If the customer cannot provide that information then almost every spares department from cars, to appliances, to computers will be unable to help as all the systems are driven by make, model and serial that leads to a part number. Without that information the chances are very high that the wrong part would be supplied.

When people buy online because the part in the photo looks like the one that they have, it is argued that this is customer error and not that of the seller.

This also leads to a debate over the validity of certain elements of the DSR.

  Fit For Purpose

So we can draw a few basic conclusions about goods and being fit for purpose.

Such as that it really will only apply in most instances where the goods are relatively new.

It is probably going to be difficult at best to prove after a few months and will more than likely require an expert report to do so that will cost the owner. The older the product is the harder this is likely to become.

And, the best thing to do is to seek advice on buying a suitable product from the retailer before you buy.

That last point is probably the most important one in many respects and, doing so can not only save hassle, time and money but it will probably mean you get the best product for your needs in the first place. For us, that would be a much better outcome for the readers of this article.

Most retailers and manufacturers don't want to get into a debate or argument with customers over this sort of thing. It costs time, stresses out staff and is just a huge hassle all round. So they will usually try to make some sort of reasonable offer to put things right as best that they can within the confines that they have to operate in an effort to not lose a customer.

However, there are a minority of people that feel that they can demand all kinds of compensation, repair, refunds or whatever else because there has been some sort of problem. Quite often these people can be from pedantic through to downright aggressive and this only flames fires, it doesn't put them out.

It is also fair to say though that some sellers and manufacturers can be a little less than helpful but, they are also a very small minority. Most of them want to help you as best that they can but everyone has to be calm and reasoned for things to end well.

Better still, have an understanding of what each party's responsibilities really are, which is the reason for this article.

  More Useful Information Sources On Fit For Purpose

There are many sites that can help you understand the Sale of Goods Act and what your rights are and some that we recommend are these:

Which? Consumer Rights Pages

Citizen's Advice on fit for purpose

Satisfactory Quality

Gravatar
Chevaune Stanley
Common product faults
Interesting article. My washing machine motor completely sheared off its mountings, it was less than 4 years old and as you say Id been happy with it until then. I thought I\'d been unlucky and this was a one off, however on doing internet searches it appears to be a common problem with this model. Would that not be grounds to complain?
Gravatar
Nomis65
What about mitigating circumstances re: acceptance of goods?
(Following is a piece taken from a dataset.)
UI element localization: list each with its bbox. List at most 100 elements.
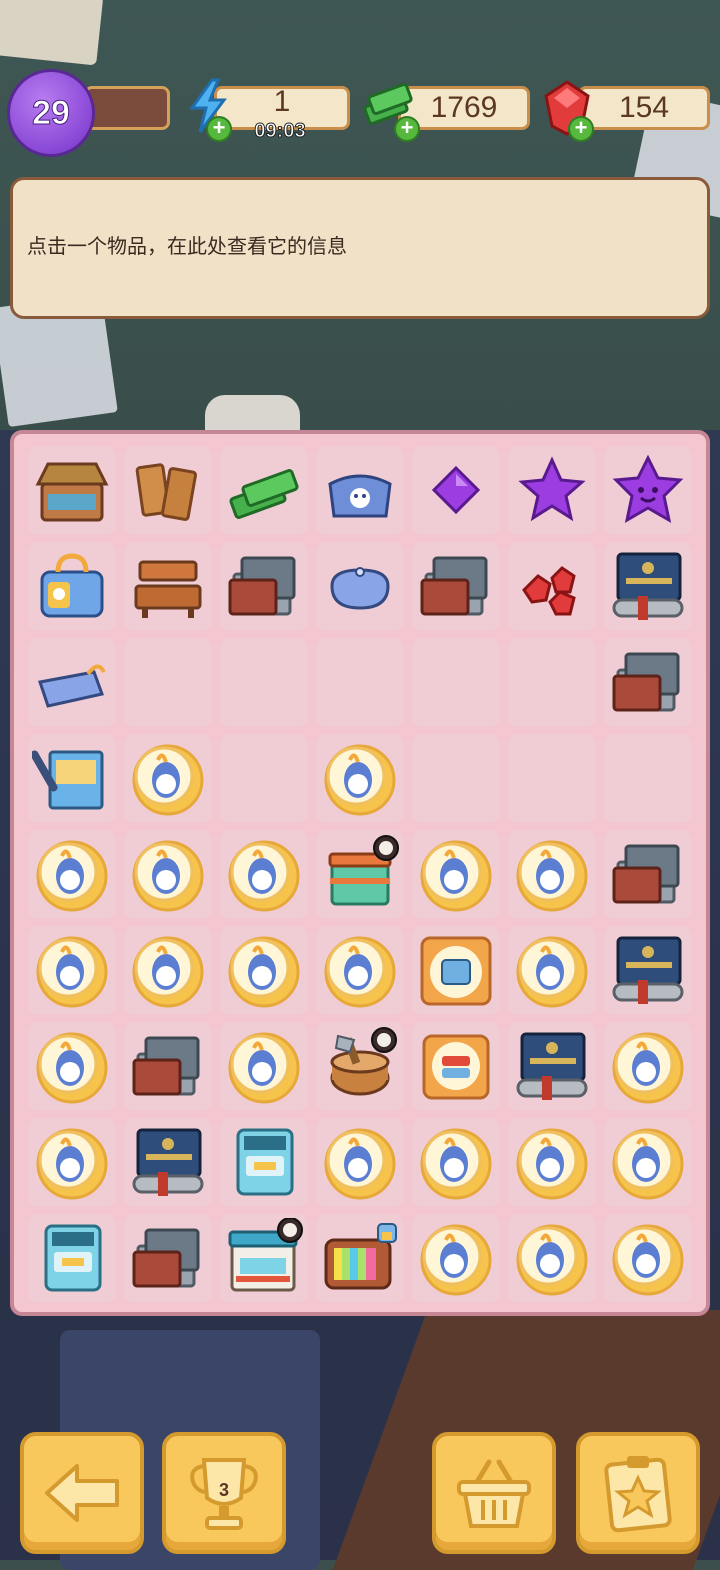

Say I buy a large drum washing machine and start off washing large loads with no problem. Then one day a few months down the line I was a small load and half the clothes come out ruined. Nowhere in the manual does it say I can't wash small loads, but when I go back to the retailer they say it's too late to ask for a replacement or a refund. The manufacturer sends out an engineer who says the machine is mechanically OK. But it still won't wash a small load without stretching or shrinking some items. It would be reasonable to assume a washing machine could wash small loads as well as large ones unless the manufacturer explicitly stated otherwise, so surely the product is not fit for purpose and I am entitled to a refund.